小さな体で「3倍努力」、心優しき柔道家 素根輝が頂点に

柔道女子78キロ超級で金メダルを手に笑顔の素根輝=日本武道館(撮影・松永渉平)
柔道女子78キロ超級で金メダルを手に笑顔の素根輝=日本武道館(撮影・松永渉平)

初出場の舞台で夢をかなえた瞬間、涙をこらえきれなかった。柔道女子78キロ超級で金メダルをつかみ取った素根輝(あきら)(21)は畳の上で泣いた。「頑張ってきてよかった…」。30日の決勝戦では、体格に勝るキューバのオルティス(31)を果敢に攻め立て、延長戦の末、激闘を制した。

5人きょうだいの末っ子で、3人の兄が通う地元、福岡県久留米市の柔道教室「脩柔舘」(しゅうじゅうかん)に入門したのは小1の頃。兄、勝(まさる)さん(25)によると、「負けん気がものすごかった」。小6の全国大会ではオール一本勝ちで優勝。中学校でも全国を2連覇した。

だが、中学時代の指導者、黒岩浩隆さん(58)は「本当は柔道に向いていないんじゃないか、と思わせるほど優しい生徒だった」と話す。中3の夏に行われた全国大会の団体決勝戦。素根が一本勝ちを決め、母校は2勝1敗で優勝したが、歓声を上げる輪の中に素根はいなかった。

「大丈夫だよ」。チームでただ1人敗れ、泣きじゃくる仲間の肩をさすりながら慰めていた。「中学生だ。優勝すれば真っ先に喜ぶだろうに」。その優しさに、黒岩さんは打たれた。

しかし、自分には誰よりも厳しかった。高1の時は全国大会の九州予選で敗退。兄の勝さんに支えられ、自宅の一部を改装して畳を敷き、乱取りを繰り返した。技の研究は1日6時間以上。後に「無尽蔵」と恐れられることになるスタミナを養いながら、30日の試合で繰り出した担ぎ技の「体(たい)落とし」を習得したのもこの時期だ。

責任感も強い。「私が全部抜いて優勝します」。高2では、勝者がそのまま次の相手と対戦する方式の全国大会決勝で、史上初の5人抜きを達成している。

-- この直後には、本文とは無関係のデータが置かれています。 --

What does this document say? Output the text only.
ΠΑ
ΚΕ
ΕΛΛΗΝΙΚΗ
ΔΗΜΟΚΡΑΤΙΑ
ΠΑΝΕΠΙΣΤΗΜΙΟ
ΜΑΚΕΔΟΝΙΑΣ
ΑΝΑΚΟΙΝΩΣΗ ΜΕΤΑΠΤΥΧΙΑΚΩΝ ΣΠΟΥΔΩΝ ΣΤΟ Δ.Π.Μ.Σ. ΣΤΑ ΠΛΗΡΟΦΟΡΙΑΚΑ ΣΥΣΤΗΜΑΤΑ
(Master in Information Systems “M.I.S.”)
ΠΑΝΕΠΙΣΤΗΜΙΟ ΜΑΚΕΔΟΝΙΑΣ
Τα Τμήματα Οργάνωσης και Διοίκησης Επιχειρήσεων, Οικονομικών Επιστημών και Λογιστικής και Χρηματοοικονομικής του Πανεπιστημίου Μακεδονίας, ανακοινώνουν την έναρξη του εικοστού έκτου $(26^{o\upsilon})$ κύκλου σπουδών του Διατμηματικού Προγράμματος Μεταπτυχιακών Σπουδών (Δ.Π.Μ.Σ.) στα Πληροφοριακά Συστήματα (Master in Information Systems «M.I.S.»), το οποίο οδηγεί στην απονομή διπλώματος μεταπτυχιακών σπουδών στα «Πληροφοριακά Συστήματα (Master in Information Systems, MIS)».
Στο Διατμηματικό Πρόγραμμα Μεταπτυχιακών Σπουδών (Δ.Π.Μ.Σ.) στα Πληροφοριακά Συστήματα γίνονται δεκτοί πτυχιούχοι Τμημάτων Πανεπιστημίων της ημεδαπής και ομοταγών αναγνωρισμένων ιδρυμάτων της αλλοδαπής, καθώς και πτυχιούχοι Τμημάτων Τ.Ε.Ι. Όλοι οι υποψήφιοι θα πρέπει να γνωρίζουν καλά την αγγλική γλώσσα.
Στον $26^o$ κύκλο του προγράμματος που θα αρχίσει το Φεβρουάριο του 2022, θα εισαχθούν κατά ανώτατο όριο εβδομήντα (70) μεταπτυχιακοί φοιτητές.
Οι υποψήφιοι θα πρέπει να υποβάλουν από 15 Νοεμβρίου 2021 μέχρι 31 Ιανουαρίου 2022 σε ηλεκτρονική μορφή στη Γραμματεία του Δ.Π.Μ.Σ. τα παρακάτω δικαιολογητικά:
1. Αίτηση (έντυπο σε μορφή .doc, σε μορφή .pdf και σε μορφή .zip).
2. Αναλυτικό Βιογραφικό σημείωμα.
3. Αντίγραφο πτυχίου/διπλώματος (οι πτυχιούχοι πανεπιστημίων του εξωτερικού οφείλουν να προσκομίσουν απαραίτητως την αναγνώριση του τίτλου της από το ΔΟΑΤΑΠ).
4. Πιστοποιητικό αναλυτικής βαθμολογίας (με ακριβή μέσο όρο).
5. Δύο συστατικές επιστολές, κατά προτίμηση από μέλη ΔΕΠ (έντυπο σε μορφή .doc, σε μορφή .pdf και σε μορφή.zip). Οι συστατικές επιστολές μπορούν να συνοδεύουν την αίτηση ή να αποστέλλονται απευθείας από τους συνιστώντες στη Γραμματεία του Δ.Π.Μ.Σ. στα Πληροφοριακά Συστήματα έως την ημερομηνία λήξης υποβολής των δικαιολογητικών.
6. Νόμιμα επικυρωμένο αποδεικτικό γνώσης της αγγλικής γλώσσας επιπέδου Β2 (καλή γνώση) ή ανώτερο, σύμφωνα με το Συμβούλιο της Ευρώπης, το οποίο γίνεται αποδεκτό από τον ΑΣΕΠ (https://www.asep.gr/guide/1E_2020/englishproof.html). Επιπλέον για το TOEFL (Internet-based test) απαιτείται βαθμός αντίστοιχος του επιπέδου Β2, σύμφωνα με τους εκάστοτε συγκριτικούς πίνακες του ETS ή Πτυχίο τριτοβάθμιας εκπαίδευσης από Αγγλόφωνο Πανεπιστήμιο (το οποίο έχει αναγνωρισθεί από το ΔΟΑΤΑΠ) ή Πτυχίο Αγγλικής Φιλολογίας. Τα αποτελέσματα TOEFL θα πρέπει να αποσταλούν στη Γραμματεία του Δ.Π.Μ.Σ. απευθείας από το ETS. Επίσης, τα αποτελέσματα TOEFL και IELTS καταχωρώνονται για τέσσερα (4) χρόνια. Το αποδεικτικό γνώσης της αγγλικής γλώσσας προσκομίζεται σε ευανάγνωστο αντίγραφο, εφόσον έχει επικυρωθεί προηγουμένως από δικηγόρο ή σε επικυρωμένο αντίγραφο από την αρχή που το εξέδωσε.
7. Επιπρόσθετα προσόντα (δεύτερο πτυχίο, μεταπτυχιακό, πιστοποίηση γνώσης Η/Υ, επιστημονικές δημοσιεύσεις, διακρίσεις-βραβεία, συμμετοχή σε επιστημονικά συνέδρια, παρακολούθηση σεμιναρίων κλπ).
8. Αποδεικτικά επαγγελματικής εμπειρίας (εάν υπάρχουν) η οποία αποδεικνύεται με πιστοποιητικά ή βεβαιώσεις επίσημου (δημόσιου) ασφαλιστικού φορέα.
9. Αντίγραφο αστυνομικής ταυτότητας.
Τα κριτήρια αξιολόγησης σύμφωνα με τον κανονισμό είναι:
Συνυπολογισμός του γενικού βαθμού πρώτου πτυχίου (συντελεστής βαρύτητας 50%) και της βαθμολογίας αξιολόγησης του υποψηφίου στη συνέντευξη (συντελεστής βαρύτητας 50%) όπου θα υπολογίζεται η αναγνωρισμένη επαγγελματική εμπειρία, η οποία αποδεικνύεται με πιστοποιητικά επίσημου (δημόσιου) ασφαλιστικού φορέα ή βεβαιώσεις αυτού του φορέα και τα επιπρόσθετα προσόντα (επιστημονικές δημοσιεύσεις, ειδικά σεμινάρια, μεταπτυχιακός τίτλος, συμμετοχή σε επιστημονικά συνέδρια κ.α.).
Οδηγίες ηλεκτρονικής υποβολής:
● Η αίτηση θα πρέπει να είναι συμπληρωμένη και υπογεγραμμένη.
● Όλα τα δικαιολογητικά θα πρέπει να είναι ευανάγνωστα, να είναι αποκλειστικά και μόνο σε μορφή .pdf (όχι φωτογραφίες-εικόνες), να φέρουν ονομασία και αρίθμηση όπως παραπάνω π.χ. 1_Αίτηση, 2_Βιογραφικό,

その厳しさは、ときに度を超すことも。真夏の猛暑の中、激しい練習で何度も倒れた。当時の指導者、松尾浩一さん(48)は「何度も看病した。それでも、やめようとしなかった」と振り返る。母校の柔道場で五輪の決勝を見守った松尾さんは「金メダリストとなって戻ってきてくれるのが夢のよう。よく頑張った」とたたえた。